Local officials announced in 2013 that 54,000 people in Los Angeles city and county were homeless, an increase of 15% from two years earlier.
The jump bucked national trends, and suggested the region’s campaign against homelessness might be heading in the wrong direction.
But earlier this year, federal officials challenged 18,000 of that total — those whom L.A. considers “hidden homeless,” detected through a random telephone survey designed to locate people scattered in hard-to-find places across the county’s 4,000-square-mile sprawl.
The U.S. Department of Housing and Urban Development says it lost confidence in the survey methodology. The Los Angeles Homeless Services Authority says its original count is the most accurate and comprehensive available.
Either way — 54,000 or 36,000 — Los Angeles remains second to New York as the region with the most homeless residents. And officials say the uncertainty won’t affect L.A.'s share of funding for homeless housing and services, which is not based on homeless numbers but on poverty and housing data.
But the disagreement points to the challenges in trying define the size of — much less solve — the homelessness problem, and has prompted some to scoff at the radical drop reflected by the federal approach.
“Unless 18,000 people died, I have no idea where they put them,” said Alice Callaghan, a longtime skid row activist and head of Las Familias del Pueblo, which educates immigrant children.
The dispute comes as the federal government has focused on getting the chronically homeless and veterans off the streets in 2015. Los Angeles’ homeless population represents 9% of the national total and includes the most homeless veterans — more than 6,000 — in the country.

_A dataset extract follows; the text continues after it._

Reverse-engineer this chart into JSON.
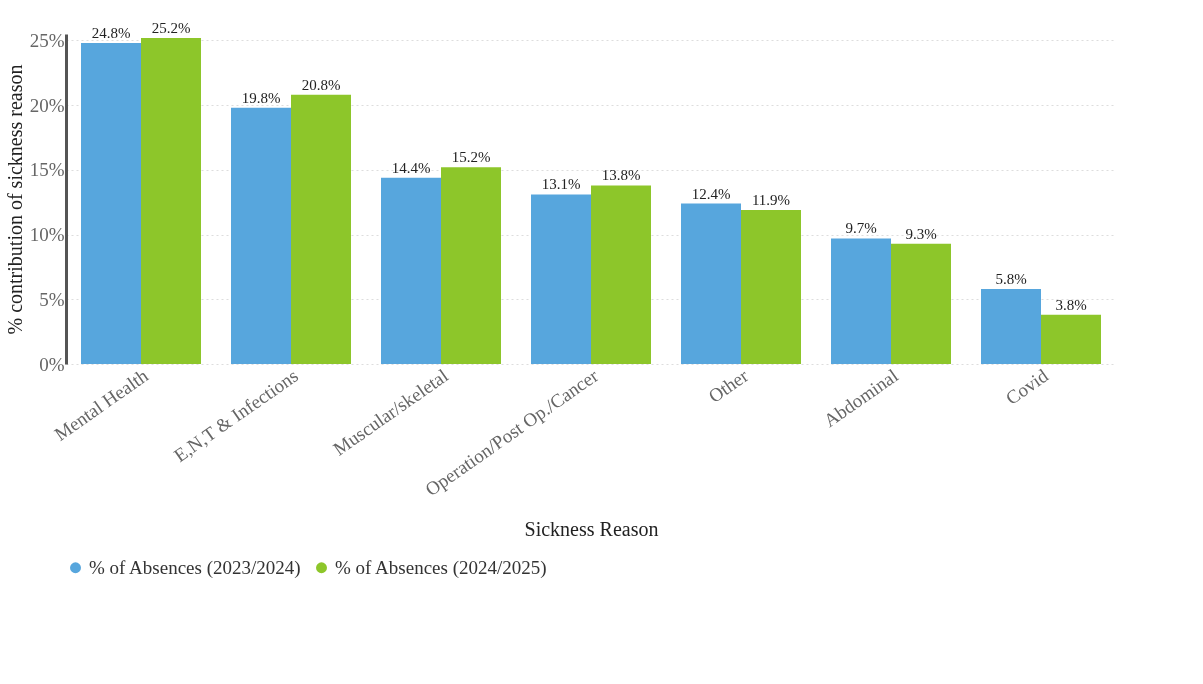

Success or failure here could tip the balance in the national fight.
“Our emphasis on data is changing the landscape, showing when we invest in strategies that work, we absolutely can end homelessness,” said Laura Zeilinger, executive director of the U.S. Interagency Council on Homelessness, part of the federal government. “We absolutely see L.A. as critical to the national effort.”
In 2002, HUD began developing standards to create uniform and reliable data on homelessness.
In most places, computerized bed counts from shelters and transitional and other temporary housing sites are reported to HUD. Volunteers also fan out in the streets, typically on a single night, to count people sleeping in cars, under freeway bridges or in riverbed encampments.
Because of the Los Angeles region’s social, political and geographical complexity — mountains, forests, riverbeds, islands and 88 municipalities — the Los Angeles Homeless Services Authority conducts its count only every two years, over several days.
Final numbers are extrapolated from a sample count. Over the years, the sample has grown, with the 2013 street count covering 70% of the county’s census tracts, said Mike Arnold, the homeless authority’s executive director.
The county and several other jurisdictions, including Las Vegas, also used a telephone survey to ferret out people living in garages or garden shacks, or camping out in friends’ yards — the so-called hidden homeless. In 2013, 30,000 households in Los Angeles County were contacted by phone, Arnold said.
Arnold said the survey methodology had been published in a peer-reviewed journal in Europe. HUD had accepted telephone survey results from Los Angeles for every count since 2005, he added.
As for HUD’s decision to stop accepting the phone survey data, Arnold said: “There are the public reasons and there are the private ones. Everybody is under pressure to end homelessness.”
Federal officials said they long had reservations about the survey. After seeing several years of survey results, they pulled the plug on its use by any jurisdiction.
In a letter to the L.A. homeless authority in October 2013, HUD officials took issue with the idea of extrapolating from what they said was a small telephone survey sample.
“In 2011, a single person counted in Los Angeles telephone survey results in nearly 1,000 persons being added to its total [homeless] count,” HUD officials wrote.
Earlier this year, the Department of Veterans Affairs offered the county an estimated $772,000 to fund a 2014 homeless count that might have cleared up some of the confusion. The homeless authority’s commission, made up of 10 mayoral and county supervisor appointees, said that negotiations with the VA over the contract had broken down.
Arnold said the VA’s “contracting bureaucracy” was to blame. Sixteen other jurisdictions around the country accepted the VA’s offer, and a handful of others did not.
Federal officials said time ran out for Los Angeles to plan the complex undertaking. Local homeless advocates said they were disappointed.
“LAHSA needlessly missed the opportunity to update our homeless figures in 2014,” said Flora Gil Krisiloff, the Westside deputy for County Supervisor Zev Yaroslavsky and his appointee to the homeless commission. “It would have been especially useful in tracking veteran homelessness.”
Arnold said the commission is continuing to work with the VA to get Los Angeles on an annual count schedule. To allow for historical comparisons and avoid the misleading appearance of a sudden drop, HUD in 2014 will publish L.A. numbers with and without the hidden homeless data.
“The numbers get far too much emphasis in policy, as opposed to doing anything about homelessness,” said retired UCLA law professor Gary Blasi, who studies the issue. “Even with street counts, people do the best they can, but there’s a very wide margin of error.”